Оплодотворитель (Толли) - страница 21

Преодолев усилием воли всё более нараставшие в душе смятение чувств и нерешительность, Виктория смело приблизилась на расстояние вытянутой руки к двери и после мимолётной паузы повернула ключ. Перед открывшейся дверью она увидела, естественно, сидящего на инвалидной коляске, Эдуарда с неестественным для него выражением лица ребёнка, обиженного несправедливым наказанием.

– Проходите пожалуйста, Эдуард Николаевич.

Пока шеф очень медленно и осторожно вкатывал себя в недостаточно широкий для инвалидной коляски дверной проём, Вике в голову пришли совершенно не ко времени мысли о этичности обращения к инвалиду – колясочнику с предложением «пройти» куда – либо. «В самом деле – подумалось ей – не воспринимает ли колясочник предложение «пройти», как издёвку. А если такое допущение правильное, то не лучше ли, не этичнее ли в подобных случаях предлагать «проехать». Нет, «проехать» тоже, пожалуй, неадекватно.
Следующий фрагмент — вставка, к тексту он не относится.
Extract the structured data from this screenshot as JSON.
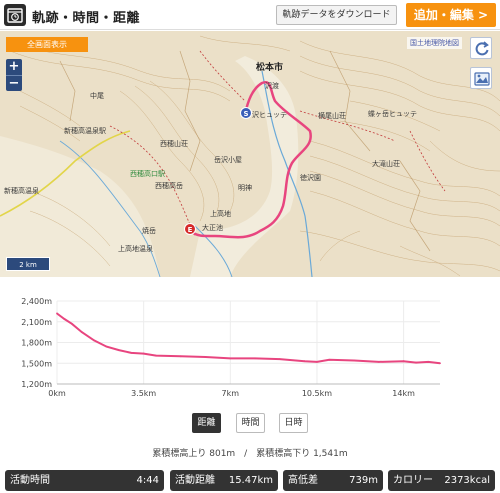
{
  "header": {
    "title": "軌跡・時間・距離",
    "download_label": "軌跡データをダウンロード",
    "add_edit_label": "追加・編集 >"
  },
  "map": {
    "fullscreen_label": "全画面表示",
    "attribution": "国土地理院地図",
    "zoom_in": "+",
    "zoom_out": "−",
    "scale": "2 km",
    "start_marker": "S",
    "end_marker": "E",
    "labels": {
      "city": "松本市",
      "sawando": "沢渡",
      "hutte": "沢ヒュッテ",
      "hutte2": "蝶ヶ岳ヒュッテ",
      "lodge": "横尾山荘",
      "shinhotaka": "新穂高温泉駅",
      "nishiho": "西穂山荘",
      "nishiho_station": "西穂高口駅",
      "kamikochi": "上高地",
      "tokusawa": "徳沢園",
      "myojin": "明神",
      "nishiho_peak": "西穂高岳",
      "okuho": "岳沢小屋",
      "taisho": "大正池",
      "ootaki": "大滝山荘",
      "nakao": "中尾",
      "kamikochi_onsen": "上高地温泉",
      "yake": "焼岳",
      "shinhodaka_onsen": "新穂高温泉"
    }
  },
  "chart_data": {
    "type": "area",
    "xlabel": "",
    "ylabel": "",
    "x_ticks": [
      "0km",
      "3.5km",
      "7km",
      "10.5km",
      "14km"
    ],
    "y_ticks": [
      "2,400m",
      "2,100m",
      "1,800m",
      "1,500m",
      "1,200m"
    ],
    "xlim": [
      0,
      15.47
    ],
    "ylim": [
      1200,
      2400
    ],
    "x": [
      0,
      0.3,
      0.6,
      1.0,
      1.5,
      2.0,
      2.5,
      3.0,
      3.5,
      4.0,
      5.0,
      6.0,
      7.0,
      8.0,
      9.0,
      10.0,
      10.5,
      11.0,
      12.0,
      13.0,
      14.0,
      14.5,
      15.0,
      15.47
    ],
    "series": [
      {
        "values": [
          2220,
          2140,
          2070,
          1950,
          1830,
          1740,
          1690,
          1650,
          1640,
          1610,
          1600,
          1590,
          1570,
          1570,
          1560,
          1530,
          1520,
          1550,
          1540,
          1520,
          1530,
          1510,
          1520,
          1500
        ]
      }
    ],
    "color": "#e8457f"
  },
  "toggle": {
    "distance": "距離",
    "time": "時間",
    "date": "日時"
  },
  "summary": "累積標高上り 801m　/　累積標高下り 1,541m",
  "stats": {
    "time_label": "活動時間",
    "time_value": "4:44",
    "distance_label": "活動距離",
    "distance_value": "15.47km",
    "elev_label": "高低差",
    "elev_value": "739m",
    "calorie_label": "カロリー",
    "calorie_value": "2373kcal"
  }
}
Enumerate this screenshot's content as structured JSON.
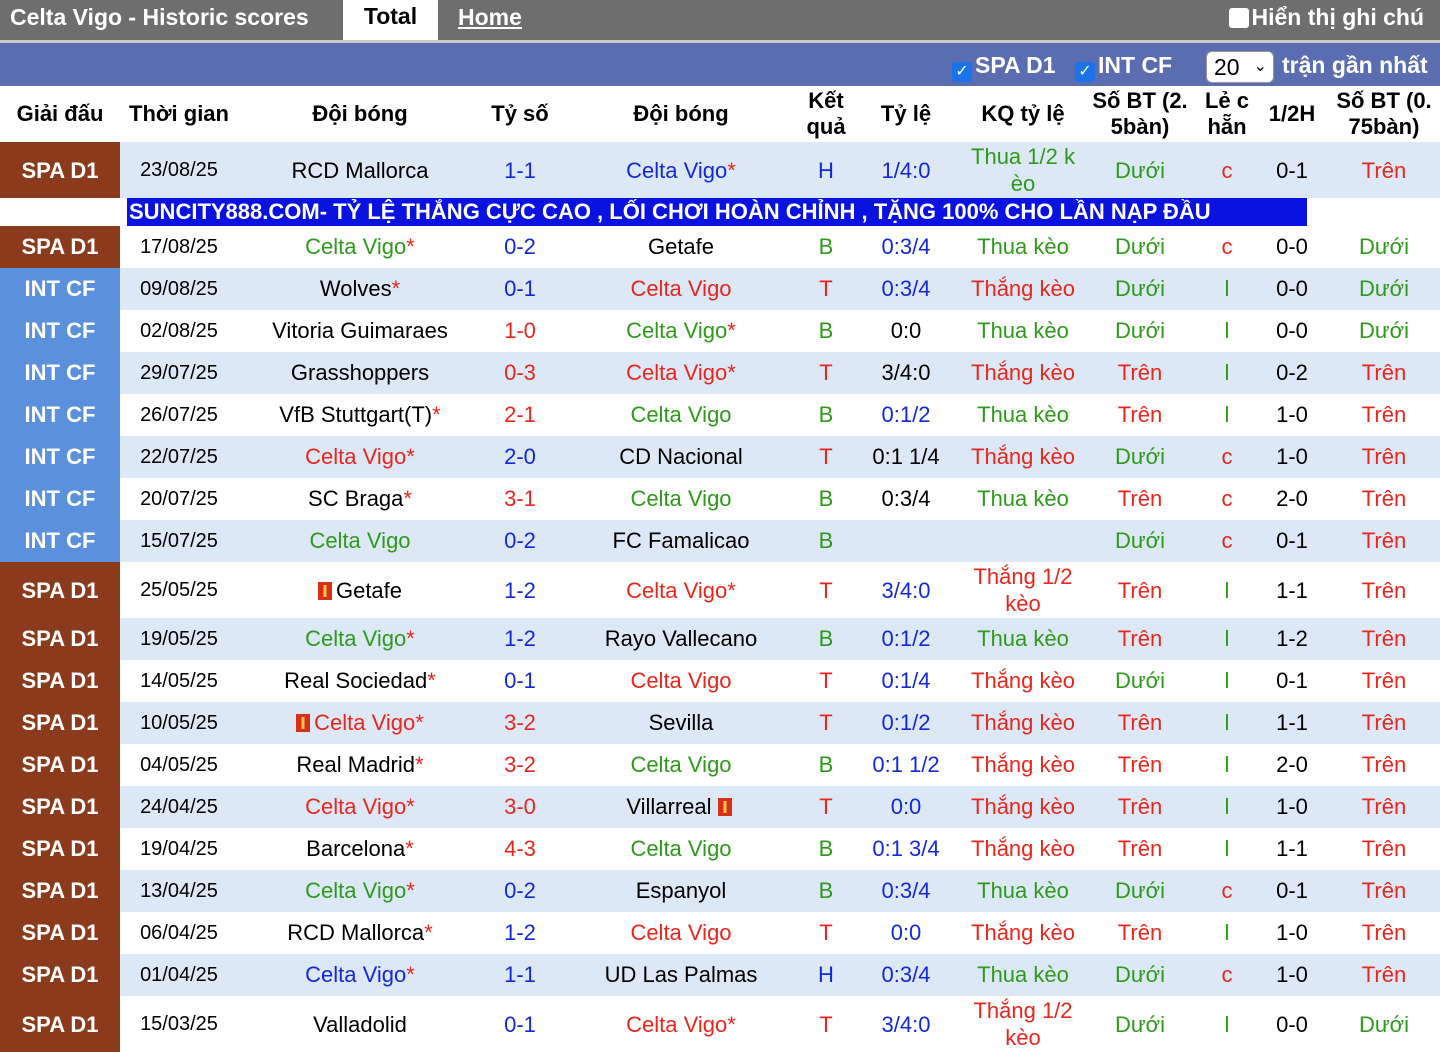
{
  "topbar": {
    "title": "Celta Vigo - Historic scores",
    "tab_total": "Total",
    "tab_home": "Home",
    "show_notes": "Hiển thị ghi chú"
  },
  "filters": {
    "spa": "SPA D1",
    "int": "INT CF",
    "count": "20",
    "recent_label": "trận gần nhất"
  },
  "headers": {
    "league": "Giải đấu",
    "time": "Thời gian",
    "home": "Đội bóng",
    "score": "Tỷ số",
    "away": "Đội bóng",
    "result": "Kết quả",
    "odds": "Tỷ lệ",
    "odds_result": "KQ tỷ lệ",
    "goals25": "Số BT (2. 5bàn)",
    "oddeven": "Lẻ c hẵn",
    "half": "1/2H",
    "goals075": "Số BT (0. 75bàn)"
  },
  "ad": "SUNCITY888.COM- TỶ LỆ THẮNG CỰC CAO , LỐI CHƠI HOÀN CHỈNH , TẶNG 100% CHO LẦN NẠP ĐẦU",
  "colors": {
    "spa": "#8c3a1c",
    "int": "#5a90dc",
    "red": "#e8261d",
    "green": "#2d9a1b",
    "blue": "#1428d8",
    "ad": "#0a12e0"
  },
  "rows": [
    {
      "league": "SPA D1",
      "lc": "spa",
      "date": "23/08/25",
      "home": "RCD Mallorca",
      "hc": "black",
      "hstar": "",
      "hflag": false,
      "score": "1-1",
      "sc": "blue",
      "away": "Celta Vigo",
      "ac": "blue",
      "astar": "*",
      "aflag": false,
      "res": "H",
      "rc": "blue",
      "odds": "1/4:0",
      "oc": "blue",
      "kq": "Thua 1/2 k èo",
      "kc": "green",
      "g25": "Dưới",
      "g25c": "green",
      "oe": "c",
      "oec": "red",
      "half": "0-1",
      "g075": "Trên",
      "g075c": "red",
      "tall": true
    },
    {
      "league": "SPA D1",
      "lc": "spa",
      "date": "17/08/25",
      "home": "Celta Vigo",
      "hc": "green",
      "hstar": "*",
      "hflag": false,
      "score": "0-2",
      "sc": "blue",
      "away": "Getafe",
      "ac": "black",
      "astar": "",
      "aflag": false,
      "res": "B",
      "rc": "green",
      "odds": "0:3/4",
      "oc": "blue",
      "kq": "Thua kèo",
      "kc": "green",
      "g25": "Dưới",
      "g25c": "green",
      "oe": "c",
      "oec": "red",
      "half": "0-0",
      "g075": "Dưới",
      "g075c": "green",
      "tall": false
    },
    {
      "league": "INT CF",
      "lc": "int",
      "date": "09/08/25",
      "home": "Wolves",
      "hc": "black",
      "hstar": "*",
      "hflag": false,
      "score": "0-1",
      "sc": "blue",
      "away": "Celta Vigo",
      "ac": "red",
      "astar": "",
      "aflag": false,
      "res": "T",
      "rc": "red",
      "odds": "0:3/4",
      "oc": "blue",
      "kq": "Thắng kèo",
      "kc": "red",
      "g25": "Dưới",
      "g25c": "green",
      "oe": "l",
      "oec": "green",
      "half": "0-0",
      "g075": "Dưới",
      "g075c": "green",
      "tall": false
    },
    {
      "league": "INT CF",
      "lc": "int",
      "date": "02/08/25",
      "home": "Vitoria Guimaraes",
      "hc": "black",
      "hstar": "",
      "hflag": false,
      "score": "1-0",
      "sc": "red",
      "away": "Celta Vigo",
      "ac": "green",
      "astar": "*",
      "aflag": false,
      "res": "B",
      "rc": "green",
      "odds": "0:0",
      "oc": "black",
      "kq": "Thua kèo",
      "kc": "green",
      "g25": "Dưới",
      "g25c": "green",
      "oe": "l",
      "oec": "green",
      "half": "0-0",
      "g075": "Dưới",
      "g075c": "green",
      "tall": false
    },
    {
      "league": "INT CF",
      "lc": "int",
      "date": "29/07/25",
      "home": "Grasshoppers",
      "hc": "black",
      "hstar": "",
      "hflag": false,
      "score": "0-3",
      "sc": "red",
      "away": "Celta Vigo",
      "ac": "red",
      "astar": "*",
      "aflag": false,
      "res": "T",
      "rc": "red",
      "odds": "3/4:0",
      "oc": "black",
      "kq": "Thắng kèo",
      "kc": "red",
      "g25": "Trên",
      "g25c": "red",
      "oe": "l",
      "oec": "green",
      "half": "0-2",
      "g075": "Trên",
      "g075c": "red",
      "tall": false
    },
    {
      "league": "INT CF",
      "lc": "int",
      "date": "26/07/25",
      "home": "VfB Stuttgart(T)",
      "hc": "black",
      "hstar": "*",
      "hflag": false,
      "score": "2-1",
      "sc": "red",
      "away": "Celta Vigo",
      "ac": "green",
      "astar": "",
      "aflag": false,
      "res": "B",
      "rc": "green",
      "odds": "0:1/2",
      "oc": "blue",
      "kq": "Thua kèo",
      "kc": "green",
      "g25": "Trên",
      "g25c": "red",
      "oe": "l",
      "oec": "green",
      "half": "1-0",
      "g075": "Trên",
      "g075c": "red",
      "tall": false
    },
    {
      "league": "INT CF",
      "lc": "int",
      "date": "22/07/25",
      "home": "Celta Vigo",
      "hc": "red",
      "hstar": "*",
      "hflag": false,
      "score": "2-0",
      "sc": "blue",
      "away": "CD Nacional",
      "ac": "black",
      "astar": "",
      "aflag": false,
      "res": "T",
      "rc": "red",
      "odds": "0:1 1/4",
      "oc": "black",
      "kq": "Thắng kèo",
      "kc": "red",
      "g25": "Dưới",
      "g25c": "green",
      "oe": "c",
      "oec": "red",
      "half": "1-0",
      "g075": "Trên",
      "g075c": "red",
      "tall": false
    },
    {
      "league": "INT CF",
      "lc": "int",
      "date": "20/07/25",
      "home": "SC Braga",
      "hc": "black",
      "hstar": "*",
      "hflag": false,
      "score": "3-1",
      "sc": "red",
      "away": "Celta Vigo",
      "ac": "green",
      "astar": "",
      "aflag": false,
      "res": "B",
      "rc": "green",
      "odds": "0:3/4",
      "oc": "black",
      "kq": "Thua kèo",
      "kc": "green",
      "g25": "Trên",
      "g25c": "red",
      "oe": "c",
      "oec": "red",
      "half": "2-0",
      "g075": "Trên",
      "g075c": "red",
      "tall": false
    },
    {
      "league": "INT CF",
      "lc": "int",
      "date": "15/07/25",
      "home": "Celta Vigo",
      "hc": "green",
      "hstar": "",
      "hflag": false,
      "score": "0-2",
      "sc": "blue",
      "away": "FC Famalicao",
      "ac": "black",
      "astar": "",
      "aflag": false,
      "res": "B",
      "rc": "green",
      "odds": "",
      "oc": "black",
      "kq": "",
      "kc": "green",
      "g25": "Dưới",
      "g25c": "green",
      "oe": "c",
      "oec": "red",
      "half": "0-1",
      "g075": "Trên",
      "g075c": "red",
      "tall": false
    },
    {
      "league": "SPA D1",
      "lc": "spa",
      "date": "25/05/25",
      "home": "Getafe",
      "hc": "black",
      "hstar": "",
      "hflag": true,
      "score": "1-2",
      "sc": "blue",
      "away": "Celta Vigo",
      "ac": "red",
      "astar": "*",
      "aflag": false,
      "res": "T",
      "rc": "red",
      "odds": "3/4:0",
      "oc": "blue",
      "kq": "Thắng 1/2 kèo",
      "kc": "red",
      "g25": "Trên",
      "g25c": "red",
      "oe": "l",
      "oec": "green",
      "half": "1-1",
      "g075": "Trên",
      "g075c": "red",
      "tall": true
    },
    {
      "league": "SPA D1",
      "lc": "spa",
      "date": "19/05/25",
      "home": "Celta Vigo",
      "hc": "green",
      "hstar": "*",
      "hflag": false,
      "score": "1-2",
      "sc": "blue",
      "away": "Rayo Vallecano",
      "ac": "black",
      "astar": "",
      "aflag": false,
      "res": "B",
      "rc": "green",
      "odds": "0:1/2",
      "oc": "blue",
      "kq": "Thua kèo",
      "kc": "green",
      "g25": "Trên",
      "g25c": "red",
      "oe": "l",
      "oec": "green",
      "half": "1-2",
      "g075": "Trên",
      "g075c": "red",
      "tall": false
    },
    {
      "league": "SPA D1",
      "lc": "spa",
      "date": "14/05/25",
      "home": "Real Sociedad",
      "hc": "black",
      "hstar": "*",
      "hflag": false,
      "score": "0-1",
      "sc": "blue",
      "away": "Celta Vigo",
      "ac": "red",
      "astar": "",
      "aflag": false,
      "res": "T",
      "rc": "red",
      "odds": "0:1/4",
      "oc": "blue",
      "kq": "Thắng kèo",
      "kc": "red",
      "g25": "Dưới",
      "g25c": "green",
      "oe": "l",
      "oec": "green",
      "half": "0-1",
      "g075": "Trên",
      "g075c": "red",
      "tall": false
    },
    {
      "league": "SPA D1",
      "lc": "spa",
      "date": "10/05/25",
      "home": "Celta Vigo",
      "hc": "red",
      "hstar": "*",
      "hflag": true,
      "score": "3-2",
      "sc": "red",
      "away": "Sevilla",
      "ac": "black",
      "astar": "",
      "aflag": false,
      "res": "T",
      "rc": "red",
      "odds": "0:1/2",
      "oc": "blue",
      "kq": "Thắng kèo",
      "kc": "red",
      "g25": "Trên",
      "g25c": "red",
      "oe": "l",
      "oec": "green",
      "half": "1-1",
      "g075": "Trên",
      "g075c": "red",
      "tall": false
    },
    {
      "league": "SPA D1",
      "lc": "spa",
      "date": "04/05/25",
      "home": "Real Madrid",
      "hc": "black",
      "hstar": "*",
      "hflag": false,
      "score": "3-2",
      "sc": "red",
      "away": "Celta Vigo",
      "ac": "green",
      "astar": "",
      "aflag": false,
      "res": "B",
      "rc": "green",
      "odds": "0:1 1/2",
      "oc": "blue",
      "kq": "Thắng kèo",
      "kc": "red",
      "g25": "Trên",
      "g25c": "red",
      "oe": "l",
      "oec": "green",
      "half": "2-0",
      "g075": "Trên",
      "g075c": "red",
      "tall": false
    },
    {
      "league": "SPA D1",
      "lc": "spa",
      "date": "24/04/25",
      "home": "Celta Vigo",
      "hc": "red",
      "hstar": "*",
      "hflag": false,
      "score": "3-0",
      "sc": "red",
      "away": "Villarreal",
      "ac": "black",
      "astar": "",
      "aflag": true,
      "res": "T",
      "rc": "red",
      "odds": "0:0",
      "oc": "blue",
      "kq": "Thắng kèo",
      "kc": "red",
      "g25": "Trên",
      "g25c": "red",
      "oe": "l",
      "oec": "green",
      "half": "1-0",
      "g075": "Trên",
      "g075c": "red",
      "tall": false
    },
    {
      "league": "SPA D1",
      "lc": "spa",
      "date": "19/04/25",
      "home": "Barcelona",
      "hc": "black",
      "hstar": "*",
      "hflag": false,
      "score": "4-3",
      "sc": "red",
      "away": "Celta Vigo",
      "ac": "green",
      "astar": "",
      "aflag": false,
      "res": "B",
      "rc": "green",
      "odds": "0:1 3/4",
      "oc": "blue",
      "kq": "Thắng kèo",
      "kc": "red",
      "g25": "Trên",
      "g25c": "red",
      "oe": "l",
      "oec": "green",
      "half": "1-1",
      "g075": "Trên",
      "g075c": "red",
      "tall": false
    },
    {
      "league": "SPA D1",
      "lc": "spa",
      "date": "13/04/25",
      "home": "Celta Vigo",
      "hc": "green",
      "hstar": "*",
      "hflag": false,
      "score": "0-2",
      "sc": "blue",
      "away": "Espanyol",
      "ac": "black",
      "astar": "",
      "aflag": false,
      "res": "B",
      "rc": "green",
      "odds": "0:3/4",
      "oc": "blue",
      "kq": "Thua kèo",
      "kc": "green",
      "g25": "Dưới",
      "g25c": "green",
      "oe": "c",
      "oec": "red",
      "half": "0-1",
      "g075": "Trên",
      "g075c": "red",
      "tall": false
    },
    {
      "league": "SPA D1",
      "lc": "spa",
      "date": "06/04/25",
      "home": "RCD Mallorca",
      "hc": "black",
      "hstar": "*",
      "hflag": false,
      "score": "1-2",
      "sc": "blue",
      "away": "Celta Vigo",
      "ac": "red",
      "astar": "",
      "aflag": false,
      "res": "T",
      "rc": "red",
      "odds": "0:0",
      "oc": "blue",
      "kq": "Thắng kèo",
      "kc": "red",
      "g25": "Trên",
      "g25c": "red",
      "oe": "l",
      "oec": "green",
      "half": "1-0",
      "g075": "Trên",
      "g075c": "red",
      "tall": false
    },
    {
      "league": "SPA D1",
      "lc": "spa",
      "date": "01/04/25",
      "home": "Celta Vigo",
      "hc": "blue",
      "hstar": "*",
      "hflag": false,
      "score": "1-1",
      "sc": "blue",
      "away": "UD Las Palmas",
      "ac": "black",
      "astar": "",
      "aflag": false,
      "res": "H",
      "rc": "blue",
      "odds": "0:3/4",
      "oc": "blue",
      "kq": "Thua kèo",
      "kc": "green",
      "g25": "Dưới",
      "g25c": "green",
      "oe": "c",
      "oec": "red",
      "half": "1-0",
      "g075": "Trên",
      "g075c": "red",
      "tall": false
    },
    {
      "league": "SPA D1",
      "lc": "spa",
      "date": "15/03/25",
      "home": "Valladolid",
      "hc": "black",
      "hstar": "",
      "hflag": false,
      "score": "0-1",
      "sc": "blue",
      "away": "Celta Vigo",
      "ac": "red",
      "astar": "*",
      "aflag": false,
      "res": "T",
      "rc": "red",
      "odds": "3/4:0",
      "oc": "blue",
      "kq": "Thắng 1/2 kèo",
      "kc": "red",
      "g25": "Dưới",
      "g25c": "green",
      "oe": "l",
      "oec": "green",
      "half": "0-0",
      "g075": "Dưới",
      "g075c": "green",
      "tall": true
    }
  ]
}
Что же тогда? Может быть «вкатывайтесь», или «катитесь»? О нет! Это вообще ужасно!» Между тем Эдуард миновал, наконец, злополучный дверной проём, и Виктория Леонидовна прикрыла за ним дверь.

– Здравствуй, Вика. Что случилось? Ты где была ночью? Со школьной подругой решили расслабиться по-взрослому, переборщили с алкоголем и заночевали там – на даче? Опоздали на последнюю электричку? Ты же обещала, что вернёшься домой не позже одиннадцати вечера. Я переволновался! Не знал, что и подумать! Убили там вас, зарезали? Ну, что ты молчишь? Скажи что-нибудь.

Виктория слушала взволнованную сбивчивую речь мужа, не зная пока что ему сказать в ответ, то есть она не решила ещё для себя: надо ли озвучить сейчас наивную лживую, но щадящую психику Эдуарда и достаточно убедительную для него версию, объясняющую её ночное отсутствие, или, всё-таки, она должна рассказать правду о своей измене. Нет, она ещё не была готова к такой, по – любому нелёгкой для них обоих, исповеди.

– Эдуард, очень прошу тебя: давай отложим этот разговор до вечера. Я не очень хорошо себя чувствую. У меня болит голова. Обещаю дома вечером я тебе всё объясню. Пожалуйста!

– Хорошо, как тебе будет угодно. Тогда до вечера. И ещё мой совет: боюсь таблетка от головной боли тебе не поможет, а лучше бы принять что-нибудь от похмельного синдрома. Говорят, очень хорошо попить, например, огуречного рассола.

– Перестань! Ты что – уже записал меня в алкоголички?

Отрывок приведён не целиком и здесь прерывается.